Takeaway: Put share functionality on your existing e-commerce experience.
2. Your smaller, most vocal customers are your most profitable customers because of sharing.
It pays to engage with your vocal active customers, not because you need them to buy more, but because of the Facebook shares they provide. The data of how a share can affect revenue is some of the most valuable data in social media right now, and only a few are starting to figure out how to quantify it. That’s why Buddy Media acquired Spinback because they were so impressed by how they tracked Facebook shares and put a dollar value on those shares.
Takeaway: Community management is important and directly affects revenue
3. Silos are killing social commerce; we have paid, owned and earned media
The traditional model of viewing campaigns from the paid media, owned media and earned media perspective is outdated.
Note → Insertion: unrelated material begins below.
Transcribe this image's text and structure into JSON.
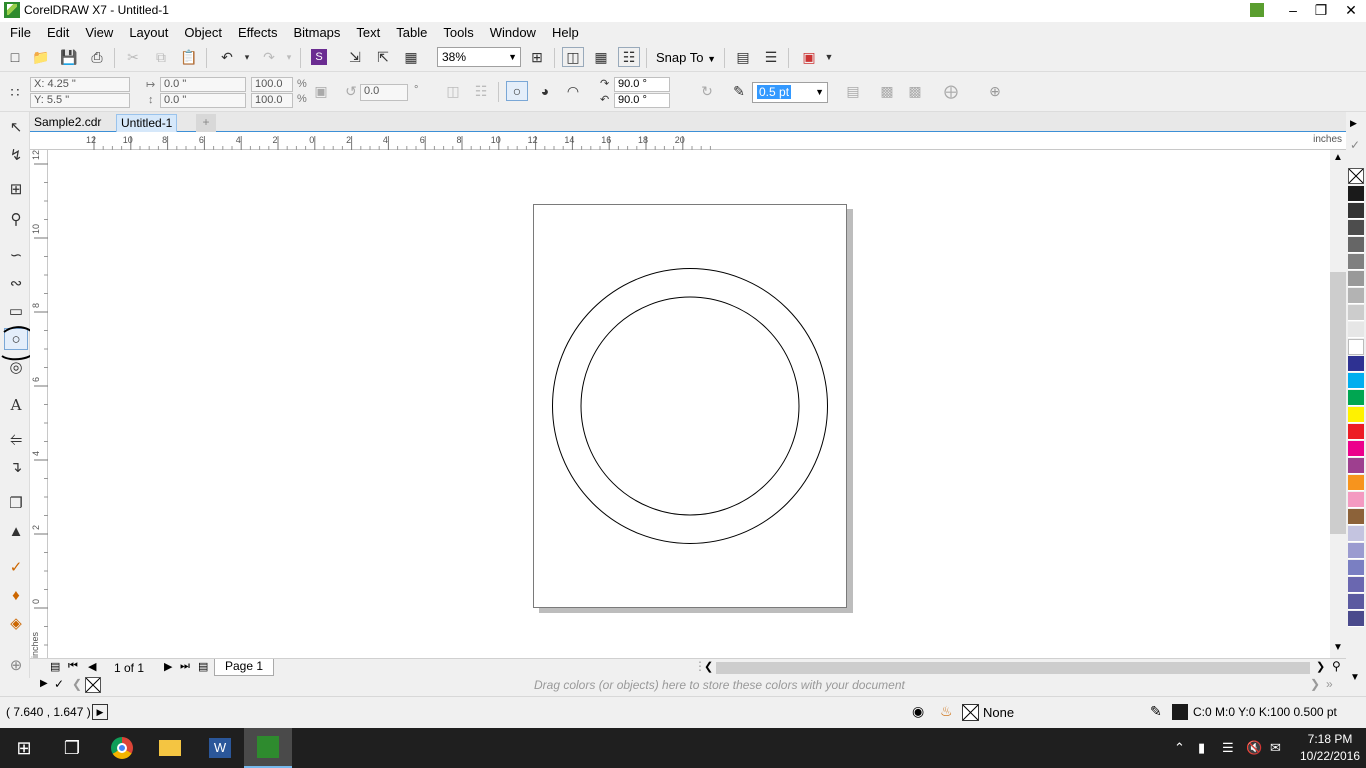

Brands and agencies need to answer the question, “How do we use paid and earned media to have connections share?” This leads to a new paradigm for planning where the goal is getting the right person to the tab, and optimizing that tab and corresponding media. For example, if women 25-35 in Boston are converting and sharing the most, drive more media to that segment to maximize ROI.
Takeaway: Plan media dollar and creative iteration into your campaign plans.
Lastly he reported on stats gathered from Spinback, which is a closed loop system that tracks clicks, shares and purchases. As an aggregate across their client:
- A share generates $2.10 in revenue
- 12:15 – 1:45pm is the best time for sharing and driving the highest conversion
- Wednesday is the best day for conversion
- While Twitter drives significantly more traffic than Facebook, resulting in 10% conversion, Facebook gets 87% conversion
These are still early days in social commerce, but these insights are bankable now.